Que faire en premier après une inondation ?
Commencez par sécuriser les lieux — ne rentrez pas sans avoir vérifié l’état extérieur du bâtiment. Ensuite, appelez votre assureur sans attendre. Photographiez tout, conservez toutes les preuves, et ne reconnectez ni gaz ni électricité sans un professionnel.
Pourquoi l’eau peut-elle continuer à monter après la fin de la pluie ?
Parce que les eaux tombées en amont mettent du temps à rejoindre le fleuve. Sur la Charente, le niveau peut encore monter 24 à 48 heures après la fin des précipitations. La météo améliorée ne signifie pas que le danger est passé.
Faut-il pomper l’eau immédiatement dans une maison inondée ?
Non, pas d’un coup. Quand les terres autour de la maison sont encore saturées, retirer l’eau trop vite crée un déséquilibre de pression qui peut endommager les fondations ou les murs porteurs. Pompez progressivement, par paliers.
Quand faut-il prévenir l’assurance après une inondation ?
Le plus tôt possible — dès que le logement est touché. N’attendez pas la fin de la décrue, ni la publication d’un éventuel arrêté de catastrophe naturelle. Ouvrez le dossier maintenant.
Peut-on jeter les matériaux abîmés avant l’expertise ?
Non. Ne démontez et ne jetez rien sans accord de votre assureur ou de votre expert. Enlever des éléments trop tôt, c’est supprimer des preuves — et fragiliser directement votre indemnisation.
Combien de temps faut-il pour sécher une maison après une inondation ?
Ça dépend des matériaux, de l’épaisseur des murs, de la ventilation. En séchage naturel : plusieurs mois, parfois davantage pour de la pierre ancienne. En assèchement technique professionnel : bien plus rapide, avec un suivi réel de l’humidité résiduelle.

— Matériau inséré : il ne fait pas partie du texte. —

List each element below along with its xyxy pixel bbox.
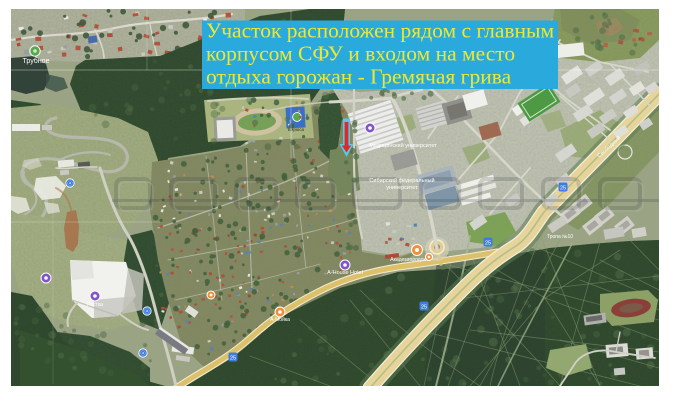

Quels sont les risques après une inondation si le logement reste humide ?
L’humidité persistante ouvre la porte à pas mal de problèmes : moisissures, salpêtre, mérule (un champignon destructeur du bois), termites, dégradation des cloisons et des planchers, mauvaise qualité de l’air intérieur. Autant de raisons de ne pas bâcler la phase de séchage.
Comment contester une indemnisation jugée insuffisante ?
Deux outils efficaces : une contre-expertise indépendante — réalisée par un expert qui travaille pour vous, pas pour l’assureur — et plusieurs devis d’artisans qualifiés qui chiffrent les réparations réelles. Ces éléments sont opposables et renforcent significativement votre position.
Quelles villes ont été principalement concernées par l’arrêté Cat Nat du 24 février 2026 ?
En Charente-Maritime : Saintes, Saint-Savinien, Taillebourg, Bussac-sur-Charente, Chaniers, Port-d’Envaux — 25 communes au total. En Charente : Saint-Yrieix-sur-Charente, La Boixe, Val-de-Bonnieure — 3 communes. Les Deux-Sèvres et la Vienne font partie du périmètre régional de ce guide, mais pas de cet arrêté précis.
Qui contacter après une inondation en Charente ou Charente-Maritime ?
Selon votre besoin : un expert bâtiment indépendant, un conseiller en assurance indépendant, un spécialiste du traitement après sinistre, un avocat, votre mairie, votre préfecture ou le dispositif Charent’Alabri. Les coordonnées complètes sont dans le répertoire ci-dessus.